Maymin (arXiv:2602.20415) proves that intractability is not just an obstacle but a structural requirement for competitive markets. The argument: in a world where P = NP, firms could efficiently solve the collusion detection problem. They could verify whether any competitor deviated from a cartel agreement, in noisy real-world data, in polynomial time. Punishment threats would be credible. Cartels would stabilize. Markets would become collusive.
In the world we actually live in — where P is believed to not equal NP — collusion detection is computationally infeasible for most real-world markets. Firms cannot efficiently verify whether a price drop was a competitor cheating on the cartel or a random market fluctuation. Punishment is therefore not credible. Cartels decay. Markets remain competitive.
The result is an “if and only if”: markets are competitive exactly when the computational problems underlying them are intractable. This is not a metaphor or an analogy. It is a formal theorem connecting economic structure (competition vs. collusion) to computational complexity class (P vs. NP).
The implication is uncomfortable. We want markets to be competitive AND informationally efficient. But informational efficiency — the market price reflecting all available information — requires computational power to aggregate that information. Maymin's prior work (2011) showed that informationally efficient markets require P = NP. Combined with the new result: you can have informational efficiency (P = NP, prices reflect everything) or competition (P ≠ NP, cartels cannot self-police), but not both.

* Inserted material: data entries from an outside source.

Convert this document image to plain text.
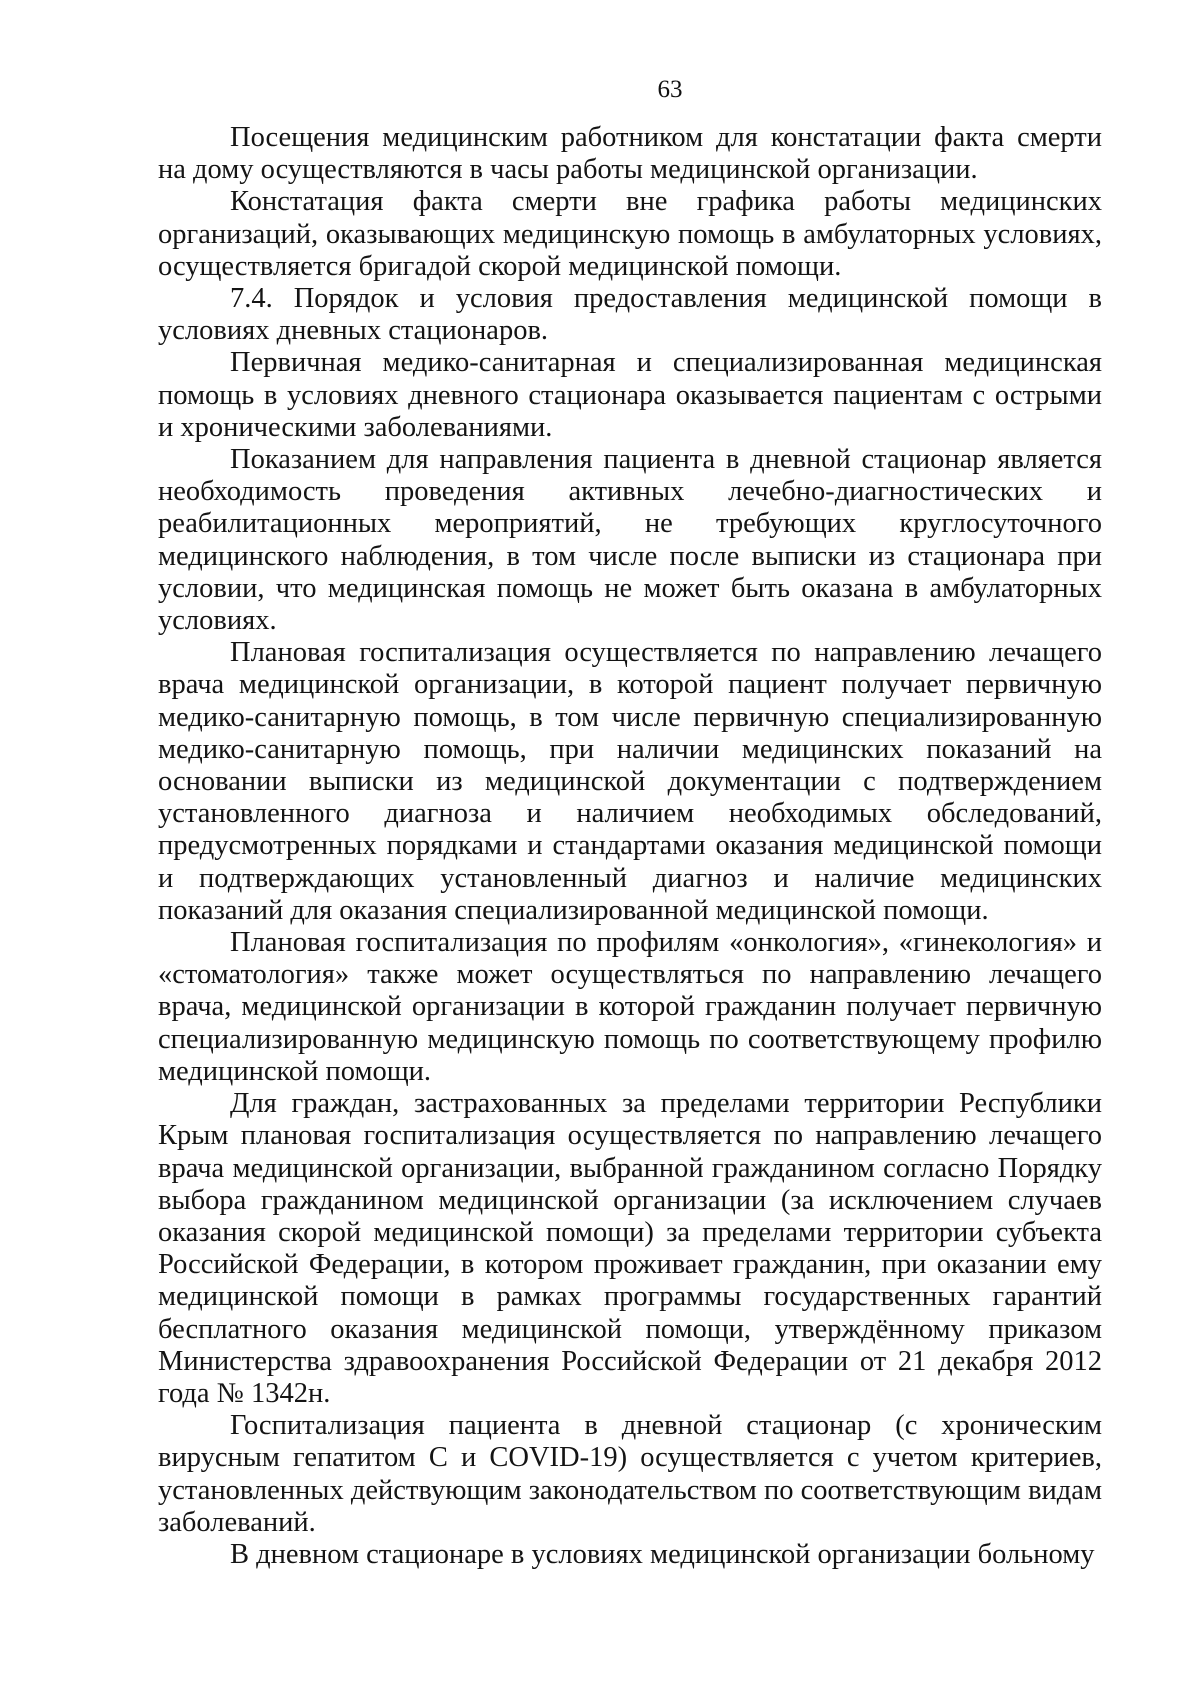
63

Посещения медицинским работником для констатации факта смерти на дому осуществляются в часы работы медицинской организации.

Констатация факта смерти вне графика работы медицинских организаций, оказывающих медицинскую помощь в амбулаторных условиях, осуществляется бригадой скорой медицинской помощи.

7.4. Порядок и условия предоставления медицинской помощи в условиях дневных стационаров.

Первичная медико-санитарная и специализированная медицинская помощь в условиях дневного стационара оказывается пациентам с острыми и хроническими заболеваниями.

Показанием для направления пациента в дневной стационар является необходимость проведения активных лечебно-диагностических и реабилитационных мероприятий, не требующих круглосуточного медицинского наблюдения, в том числе после выписки из стационара при условии, что медицинская помощь не может быть оказана в амбулаторных условиях.

Плановая госпитализация осуществляется по направлению лечащего врача медицинской организации, в которой пациент получает первичную медико-санитарную помощь, в том числе первичную специализированную медико-санитарную помощь, при наличии медицинских показаний на основании выписки из медицинской документации с подтверждением установленного диагноза и наличием необходимых обследований, предусмотренных порядками и стандартами оказания медицинской помощи и подтверждающих установленный диагноз и наличие медицинских показаний для оказания специализированной медицинской помощи.

Плановая госпитализация по профилям «онкология», «гинекология» и «стоматология» также может осуществляться по направлению лечащего врача, медицинской организации в которой гражданин получает первичную специализированную медицинскую помощь по соответствующему профилю медицинской помощи.

Для граждан, застрахованных за пределами территории Республики Крым плановая госпитализация осуществляется по направлению лечащего врача медицинской организации, выбранной гражданином согласно Порядку выбора гражданином медицинской организации (за исключением случаев оказания скорой медицинской помощи) за пределами территории субъекта Российской Федерации, в котором проживает гражданин, при оказании ему медицинской помощи в рамках программы государственных гарантий бесплатного оказания медицинской помощи, утверждённому приказом Министерства здравоохранения Российской Федерации от 21 декабря 2012 года № 1342н.

Госпитализация пациента в дневной стационар (с хроническим вирусным гепатитом С и COVID-19) осуществляется с учетом критериев, установленных действующим законодательством по соответствующим видам заболеваний.

В дневном стационаре в условиях медицинской организации больному
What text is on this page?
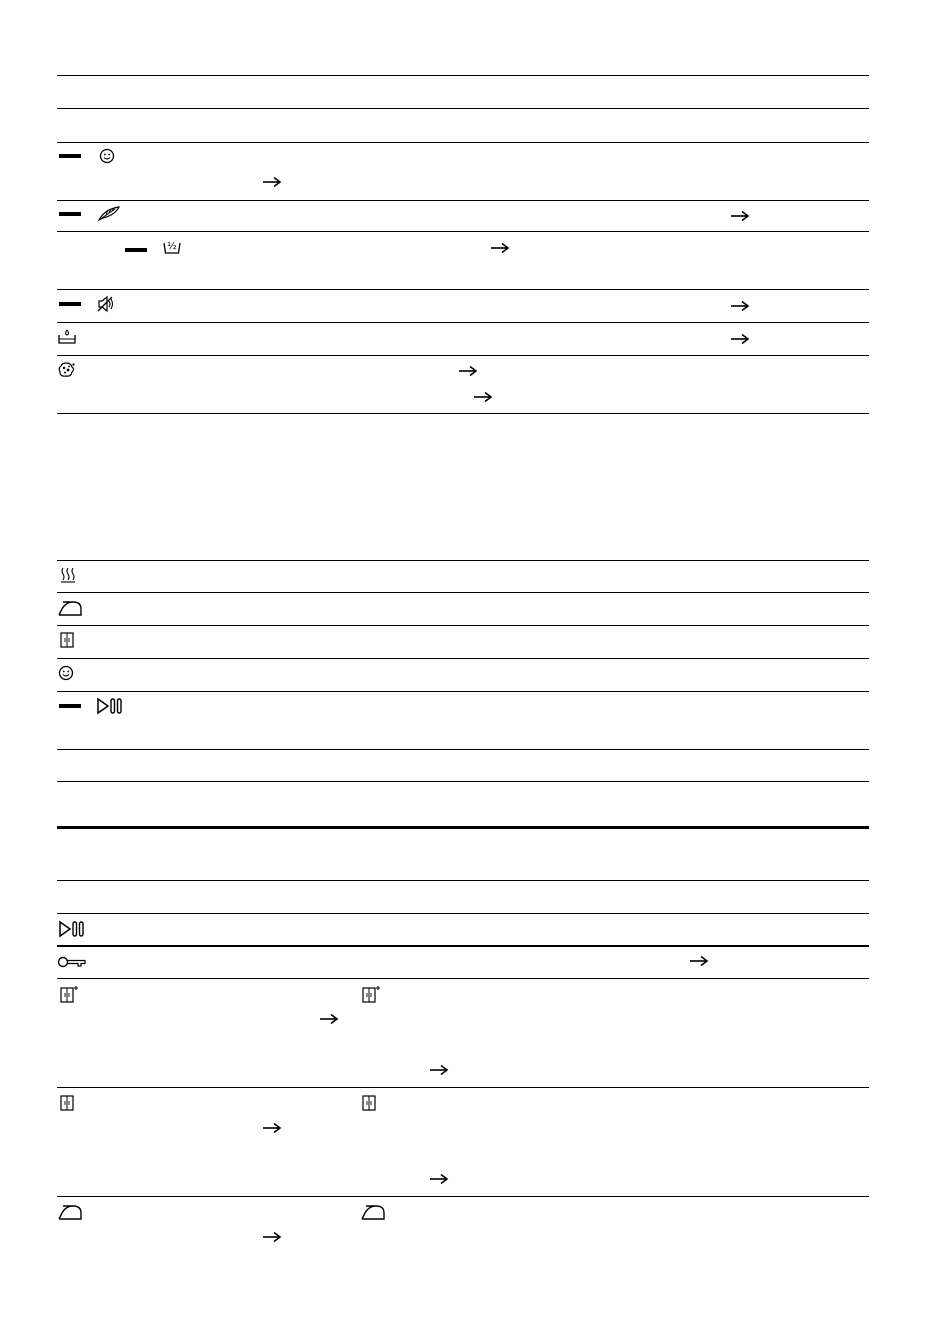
½
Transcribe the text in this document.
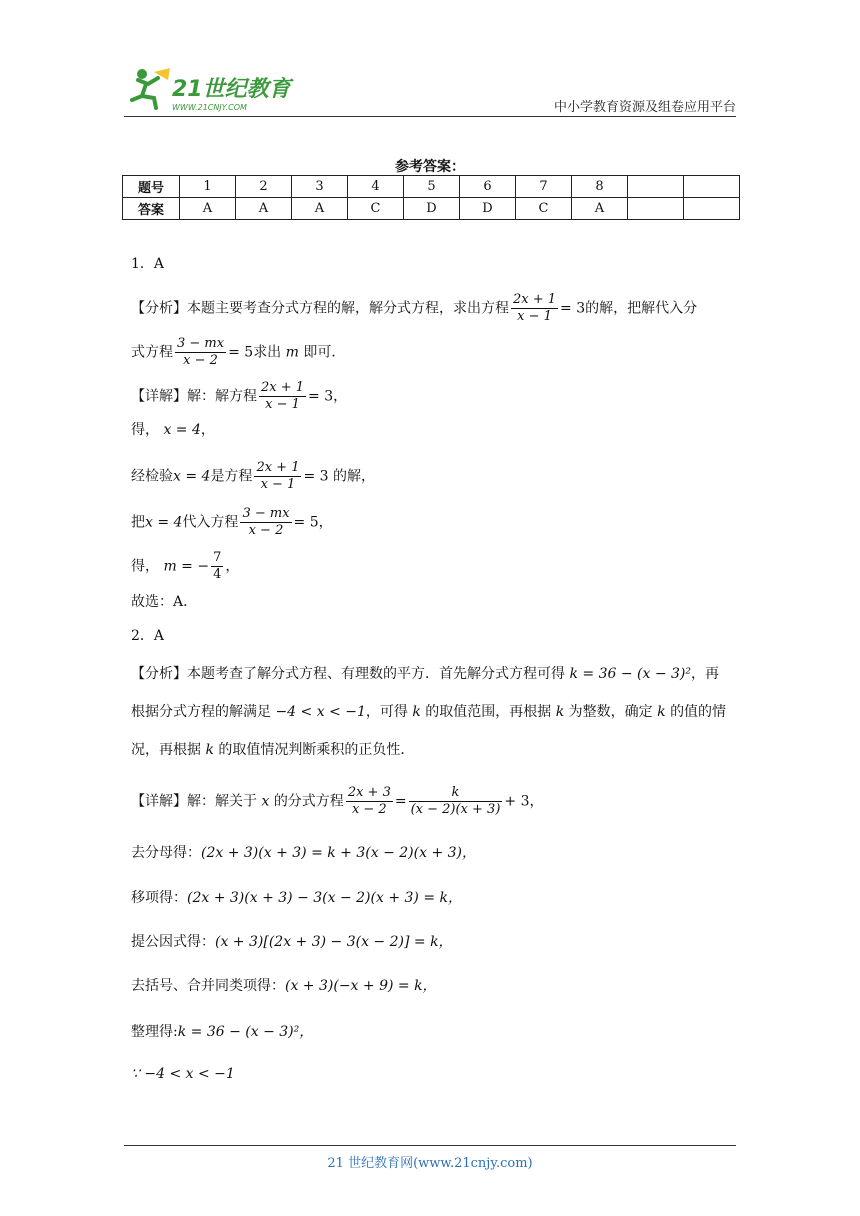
21世纪教育
WWW.21CNJY.COM	中小学教育资源及组卷应用平台
参考答案：
题号	1	2	3	4	5	6	7	8		
答案	A	A	A	C	D	D	C	A		
1．A
【分析】本题主要考查分式方程的解，解分式方程，求出方程 $\frac{2x + 1}{x - 1} = 3$的解，把解代入分
式方程 $\frac{3 - mx}{x - 2} = 5$求出 m 即可．
【详解】解：解方程 $\frac{2x + 1}{x - 1} = 3$，
得， x = 4，
经检验x = 4是方程 $\frac{2x + 1}{x - 1} = 3$ 的解，
把x = 4代入方程 $\frac{3 - mx}{x - 2} = 5$，
得， m = − $\frac{7}{4}$ ，
故选：A．
2．A
【分析】本题考查了解分式方程、有理数的平方．首先解分式方程可得 k = 36 − (x − 3)²，再
根据分式方程的解满足 −4 < x < −1，可得 k 的取值范围，再根据 k 为整数，确定 k 的值的情
况，再根据 k 的取值情况判断乘积的正负性．
【详解】解：解关于 x 的分式方程 $\frac{2x + 3}{x - 2} = \frac{k}{(x - 2)(x + 3)} + 3$，
去分母得：(2x + 3)(x + 3) = k + 3(x − 2)(x + 3)，
移项得：(2x + 3)(x + 3) − 3(x − 2)(x + 3) = k，
提公因式得：(x + 3)[(2x + 3) − 3(x − 2)] = k，
去括号、合并同类项得：(x + 3)(−x + 9) = k，
整理得:k = 36 − (x − 3)²，
∵ −4 < x < −1
21 世纪教育网(www.21cnjy.com)
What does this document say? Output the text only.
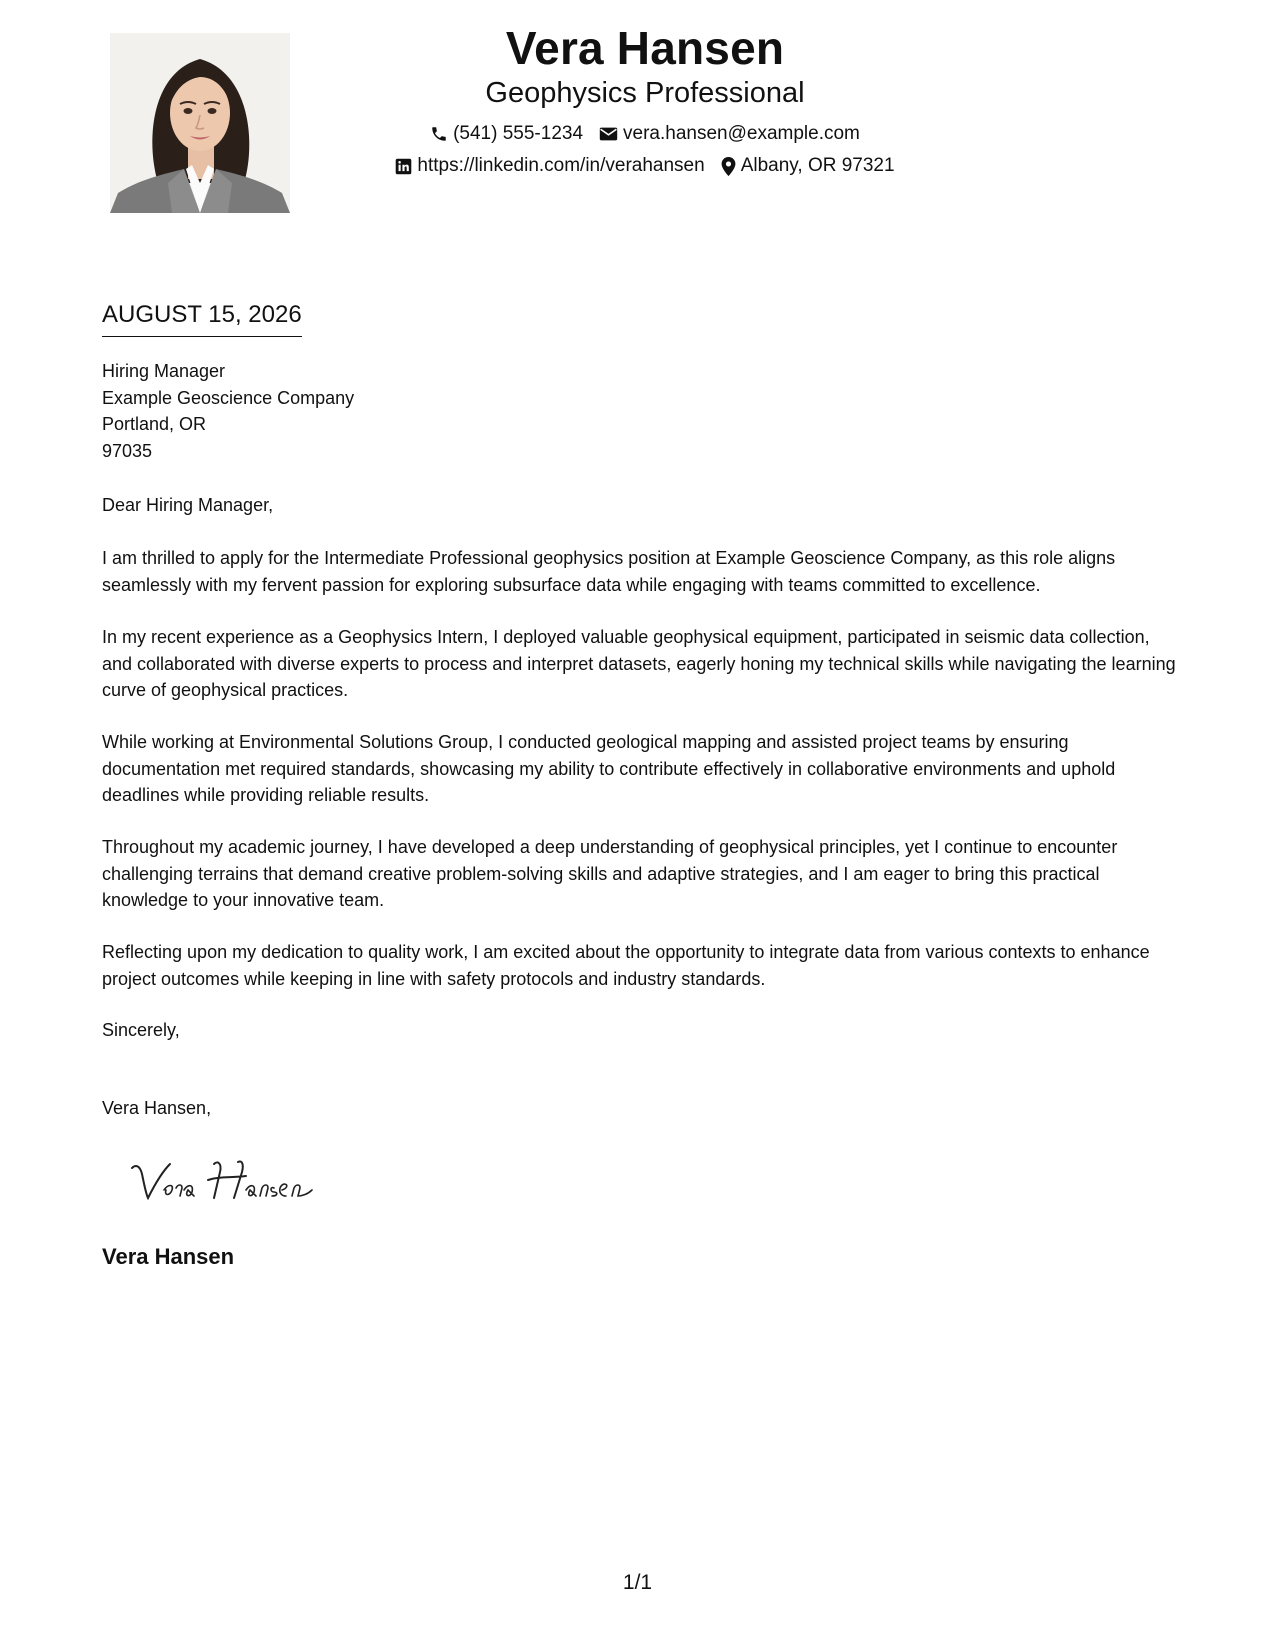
Vera Hansen
Geophysics Professional
(541) 555-1234 vera.hansen@example.com
https://linkedin.com/in/verahansen Albany, OR 97321
AUGUST 15, 2026
Hiring Manager
Example Geoscience Company
Portland, OR
97035
Dear Hiring Manager,
I am thrilled to apply for the Intermediate Professional geophysics position at Example Geoscience Company, as this role aligns seamlessly with my fervent passion for exploring subsurface data while engaging with teams committed to excellence.
In my recent experience as a Geophysics Intern, I deployed valuable geophysical equipment, participated in seismic data collection, and collaborated with diverse experts to process and interpret datasets, eagerly honing my technical skills while navigating the learning curve of geophysical practices.
While working at Environmental Solutions Group, I conducted geological mapping and assisted project teams by ensuring documentation met required standards, showcasing my ability to contribute effectively in collaborative environments and uphold deadlines while providing reliable results.
Throughout my academic journey, I have developed a deep understanding of geophysical principles, yet I continue to encounter challenging terrains that demand creative problem-solving skills and adaptive strategies, and I am eager to bring this practical knowledge to your innovative team.
Reflecting upon my dedication to quality work, I am excited about the opportunity to integrate data from various contexts to enhance project outcomes while keeping in line with safety protocols and industry standards.
Sincerely,
Vera Hansen,
Vera Hansen
1/1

The hardness of the problem is not a bug in the market's design. It is the mechanism that keeps the market free. If we ever built machines that could solve NP-hard problems efficiently — through quantum computing, novel algorithms, or unforeseen physics — the economic consequence would not be prosperity. It would be perfect cartels.
Intractability protects us from the cooperation we don't want. The computational wall that frustrates the optimizer also frustrates the cartel enforcer. Every time a collusion scheme fails because the monitoring problem is too hard, NP-hardness just earned its keep.